Müslüman Tutsaklara Özgürlük
Tahşiye Operasyonu, Türk yargı sistemi içinde Müslümanlara kurulan kumpasların son örneği idi. Bu tür kumpaslarla halen cezaevlerinde yatan yüzlerce Müslüman var. Umurumuzda mı?
Tahşiyeci adı verilen bu küçük grup, Risale-i Nur talebeleriydi ve Fethullah Gülen'in bu çizgideki aykırılıklarını eleştiriyorlardı. Bu grubun diğer Nur talebeleri gibi aşırı kelami yorumlarına katılmamız mümkün değil; ama bunlar dindar, musalli, haşr gününe inanan insanlar.
Kemalist yargının "irtica" refleksinden yararlanan Gülenci yargı mensupları, Gülenci çizgiden beri olmaya çalışan bu insanların evlerini "irticai kalkışma" içindeler iddiasıyla Paralel Polislere bastırttılar.
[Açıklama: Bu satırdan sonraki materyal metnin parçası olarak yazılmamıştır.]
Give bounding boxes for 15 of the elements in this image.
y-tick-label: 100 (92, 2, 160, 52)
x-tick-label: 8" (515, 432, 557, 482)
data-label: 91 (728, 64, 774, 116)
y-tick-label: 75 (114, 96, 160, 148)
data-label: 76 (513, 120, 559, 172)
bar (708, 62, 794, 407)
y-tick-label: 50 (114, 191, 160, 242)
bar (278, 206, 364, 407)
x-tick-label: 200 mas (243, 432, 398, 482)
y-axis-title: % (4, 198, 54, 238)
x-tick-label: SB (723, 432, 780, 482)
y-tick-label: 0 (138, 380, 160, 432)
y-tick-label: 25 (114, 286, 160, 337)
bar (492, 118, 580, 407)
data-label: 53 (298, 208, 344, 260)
Suç unsuru olarak önceden kurgulanmış bir sürü senaryo, arama anında evin uygun köşelerine bırakılmış el bombası ve esrar poşetçikleri buldular (!). Paralel Yapı, Kemalist vesayetin "irtica" fobisini de harekete geçirerek bu kumpas senaryosunu hem yazdı, hem oynadı.
Lozan'dan icazet alan Kemalist Türk ulus yapısı ve oligarşisi, başından bu yana bu tür iz'ansız, iffetsiz, zalim kurgularla yerli olanı, fıtri ve İslami olanı öteledi, baskıladı, tasfiye edemese bile diz çöktürmeye zorladı.
Tek Parti ve Milli Şef'lik döneminde de; 1960 İhtilali, 12 Mart 1971 Muhtırası, 12 Eylül 1980 İhtilali, 28 Şubat 1997 Post-modern Darbesi ve 27 Nisan 2007 Muhtırası süreçlerinde de Kemalist asker-sivil bürokrasinin yargıdan medyaya, eğitimden polise, sermayedarlardan dış istihbarat birimlerine kadar nasıl da "parelel" şekilde çalıştıklarını hep gördük.
Yargıda Gülencilerin hukuksuz senaryo tatbikatları ise, bugüne kadar “karşıtına sığınarak” var olmaya çalışan Fethullah Gülen taifesinin, bu sefer “karşıtına benzeyerek” muktedir olmaya çalışmasıyla su yüzüne çıktı.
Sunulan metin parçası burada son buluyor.